A growing body of literature shows that persistent loneliness has a number of consequences, such as depression, physical pain, increased disabilities and even death. Some research has shown a link between loneliness and the development of dementia, heart disease and stroke. A recent study for the first time showed an association between loneliness and diabetes risk.

One day at a time

“All I have to do is turn on my iPhone or my iPad or my computer, and there is a new subject for me to learn,” says Sukari Addison, explaining her strategy for surviving social isolation.

Lesley McClurg/KQED


hide caption

toggle caption

Lesley McClurg/KQED

Sukari Addison is one of the lucky ones. Dressed in a stylish pair of silver earrings and gold glasses, she says her motto is not to worry about things she can’t control.

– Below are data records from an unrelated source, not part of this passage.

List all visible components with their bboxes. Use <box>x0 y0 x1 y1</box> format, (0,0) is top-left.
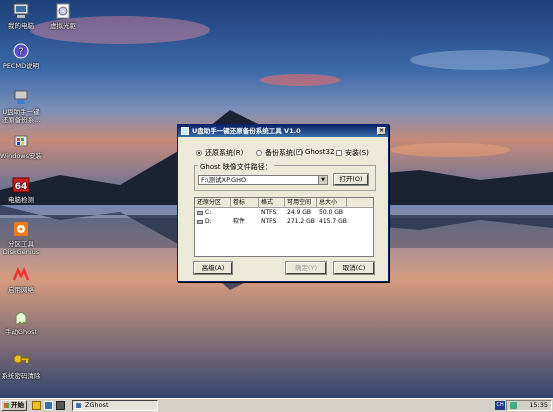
desktop-icon-label: 电脑检测 <box>8 196 34 204</box>
explorer-icon[interactable] <box>44 401 53 410</box>
desktop-icon-password-clear[interactable]: 系统密码清除 <box>0 352 44 380</box>
restore-radio[interactable]: 还原系统(R) <box>196 148 243 158</box>
cmd-icon[interactable] <box>56 401 65 410</box>
restore-radio-indicator[interactable] <box>196 150 202 156</box>
image-path-label: Ghost 映像文件路径： <box>198 162 274 172</box>
key-icon <box>13 354 30 364</box>
install-label: 安装(S) <box>345 149 369 157</box>
close-button[interactable]: × <box>377 127 386 135</box>
cd-icon <box>56 3 70 19</box>
table-cell: NTFS <box>261 218 277 225</box>
ghost32-checkbox[interactable]: ✓ Ghost32 <box>296 148 334 156</box>
chevron-down-icon[interactable]: ▼ <box>318 176 327 184</box>
help-icon: ? <box>13 43 29 59</box>
backup-restore-dialog: U盘助手一键还原备份系统工具 V1.0 × 还原系统(R) 备份系统(B) ✓ … <box>177 124 389 282</box>
desktop-icon-virtual-cd[interactable]: 虚拟光驱 <box>40 2 86 30</box>
desktop-icon-label-line2: 还原备份系... <box>1 116 41 124</box>
window-icon <box>75 402 82 409</box>
column-header[interactable]: 可用空间 <box>285 198 317 207</box>
desktop-icon-label: Windows安装 <box>0 152 42 160</box>
dialog-title: U盘助手一键还原备份系统工具 V1.0 <box>192 127 301 135</box>
hardware-check-badge: 64 <box>15 182 28 192</box>
table-cell: D: <box>195 217 231 226</box>
taskbar: 开始 ZGhost CH 15:35 <box>0 398 553 412</box>
desktop-icon-my-computer[interactable]: 我的电脑 <box>0 2 44 30</box>
advanced-button[interactable]: 高级(A) <box>193 261 233 275</box>
system-tray: CH 15:35 <box>495 400 552 411</box>
desktop-icon-diskgenius[interactable]: 分区工具 DiskGenius <box>0 220 44 256</box>
desktop-icon-label: 虚拟光驱 <box>50 22 76 30</box>
taskbar-item-label: ZGhost <box>85 401 109 409</box>
desktop-icon-hardware-check[interactable]: 64 电脑检测 <box>0 176 44 204</box>
drive-letter: C: <box>205 209 212 216</box>
table-row[interactable]: C: NTFS 24.9 GB 50.0 GB <box>195 208 373 217</box>
image-path-combobox[interactable]: F:\测试XP.GHO ▼ <box>198 175 328 185</box>
taskbar-item-zghost[interactable]: ZGhost <box>72 400 158 411</box>
windows-setup-icon <box>14 135 28 147</box>
desktop-icon-label: 分区工具 <box>8 240 34 248</box>
desktop-icon-label: 我的电脑 <box>8 22 34 30</box>
desktop-icon-pecmd-help[interactable]: ? PECMD说明 <box>0 42 44 70</box>
image-path-value: F:\测试XP.GHO <box>201 176 247 184</box>
install-check-indicator[interactable] <box>336 150 342 156</box>
table-cell: 24.9 GB <box>287 209 312 216</box>
column-header[interactable]: 总大小 <box>317 198 347 207</box>
table-cell: 50.0 GB <box>319 209 344 216</box>
desktop-icon-label-line2: DiskGenius <box>2 248 40 256</box>
language-indicator[interactable]: CH <box>495 401 505 410</box>
desktop-icon-label: 启用网络 <box>8 286 34 294</box>
column-header[interactable]: 卷标 <box>231 198 259 207</box>
app-icon <box>181 127 189 135</box>
computer-icon <box>13 3 29 18</box>
table-cell: 软件 <box>233 218 246 225</box>
backup-radio-indicator[interactable] <box>256 150 262 156</box>
start-button[interactable]: 开始 <box>1 400 27 411</box>
desktop-icon-ghost[interactable]: 手动Ghost <box>0 308 44 336</box>
restore-radio-label: 还原系统(R) <box>205 149 244 157</box>
table-row[interactable]: D: 软件 NTFS 271.2 GB 415.7 GB <box>195 217 373 226</box>
ok-button[interactable]: 确定(Y) <box>285 261 327 275</box>
desktop-icon-label: PECMD说明 <box>2 62 40 70</box>
open-button[interactable]: 打开(O) <box>333 173 369 186</box>
hardware-check-icon: 64 <box>12 177 30 193</box>
ghost32-label: Ghost32 <box>305 148 335 156</box>
start-label: 开始 <box>11 401 24 409</box>
svg-text:?: ? <box>18 47 23 58</box>
backup-tool-icon <box>14 90 28 104</box>
drive-letter: D: <box>205 218 212 225</box>
desktop-icon-label: 系统密码清除 <box>1 372 41 380</box>
folder-icon[interactable] <box>32 401 41 410</box>
diskgenius-icon <box>14 222 28 236</box>
column-header[interactable]: 还原分区 <box>195 198 231 207</box>
tray-icon[interactable] <box>510 402 517 409</box>
table-header: 还原分区 卷标 格式 可用空间 总大小 <box>195 198 373 208</box>
partition-table: 还原分区 卷标 格式 可用空间 总大小 C: NTFS 24.9 GB 50.0… <box>194 197 374 257</box>
desktop-icon-windows-setup[interactable]: Windows安装 <box>0 132 44 160</box>
desktop-icon-network[interactable]: 启用网络 <box>0 266 44 294</box>
desktop-icon-backup-tool[interactable]: U盘助手一键 还原备份系... <box>0 88 44 124</box>
network-icon <box>12 266 30 281</box>
table-cell: NTFS <box>261 209 277 216</box>
table-cell: 415.7 GB <box>319 218 347 225</box>
install-checkbox[interactable]: 安装(S) <box>336 148 369 158</box>
drive-icon <box>197 219 203 224</box>
desktop-icon-label: U盘助手一键 <box>2 108 40 116</box>
table-cell: 271.2 GB <box>287 218 315 225</box>
windows-logo-icon <box>4 403 9 408</box>
cancel-button[interactable]: 取消(C) <box>333 261 375 275</box>
table-cell <box>231 208 259 217</box>
column-header[interactable]: 格式 <box>259 198 285 207</box>
dialog-titlebar[interactable]: U盘助手一键还原备份系统工具 V1.0 × <box>178 125 388 137</box>
desktop-icon-label: 手动Ghost <box>4 328 38 336</box>
ghost32-check-indicator[interactable]: ✓ <box>296 149 302 155</box>
ghost-icon <box>15 312 27 326</box>
table-cell: C: <box>195 208 231 217</box>
clock: 15:35 <box>529 401 548 409</box>
drive-icon <box>197 210 203 215</box>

“We are in a really big change now,” Addison says. “But I’ve been through changes before — a lot of them as an African American.”

She has congestive heart failure and high blood pressure, both of which are risk factors for severe COVID-19. But Addison is not living in fear.

“You get to be 85 years old, you know you got a foot on the banana peel,” she says.

On a hot summer night in August, after collapsing on her bed from fatigue, she tried not to panic. Within days she tested positive for the coronavirus and landed in the hospital with pneumonia. The hardest part, she says, was the no-visitor policy. After two dire weeks, her physician sent her home, and she credits her recovery to the kindness of the nurses and doctors.

She’s still moving slowly and spends most days alone in the room she rents near Union Square. But she says she’s not lonely, as her devices keep her connected.

“I learn so much because of technology,” she says. “All I have to do is turn on my iPhone or my iPad or my computer, and there is a new subject for me to learn.”

She often showcases her new skills over FaceTime with her six great-grandchildren on the East Coast. In the evenings, her sweetheart visits. They make dinner in her Instant Pot.

On difficult days she pulls on her gloves, tightens her mask and strolls the city, chatting with folks on the street. She looks forward to a lot more social interaction when the pandemic ends.

“I’m a professional volunteer!” proclaims Addison. Until that’s safe, she’s taking it one day at a time.

“The good news overall is that older adults are adapting. They’re resilient,” Kotwal says. “They’re finding ways to continue to cope despite these really prolonged restrictions. On the other hand, I think there is that subgroup that has had persistent loneliness that hasn’t been able to adapt to new technologies or has had trouble coping.”

Kotwal says it’s critical that doctors and social service agencies track older adults who may not have access to or feel comfortable navigating technology. He and his UCSF colleagues plan to check back with their original study cohort in a few months. He worries that colder weather and a very different holiday season may lead to increased loneliness, and he suggests calling seniors more often this fall and winter.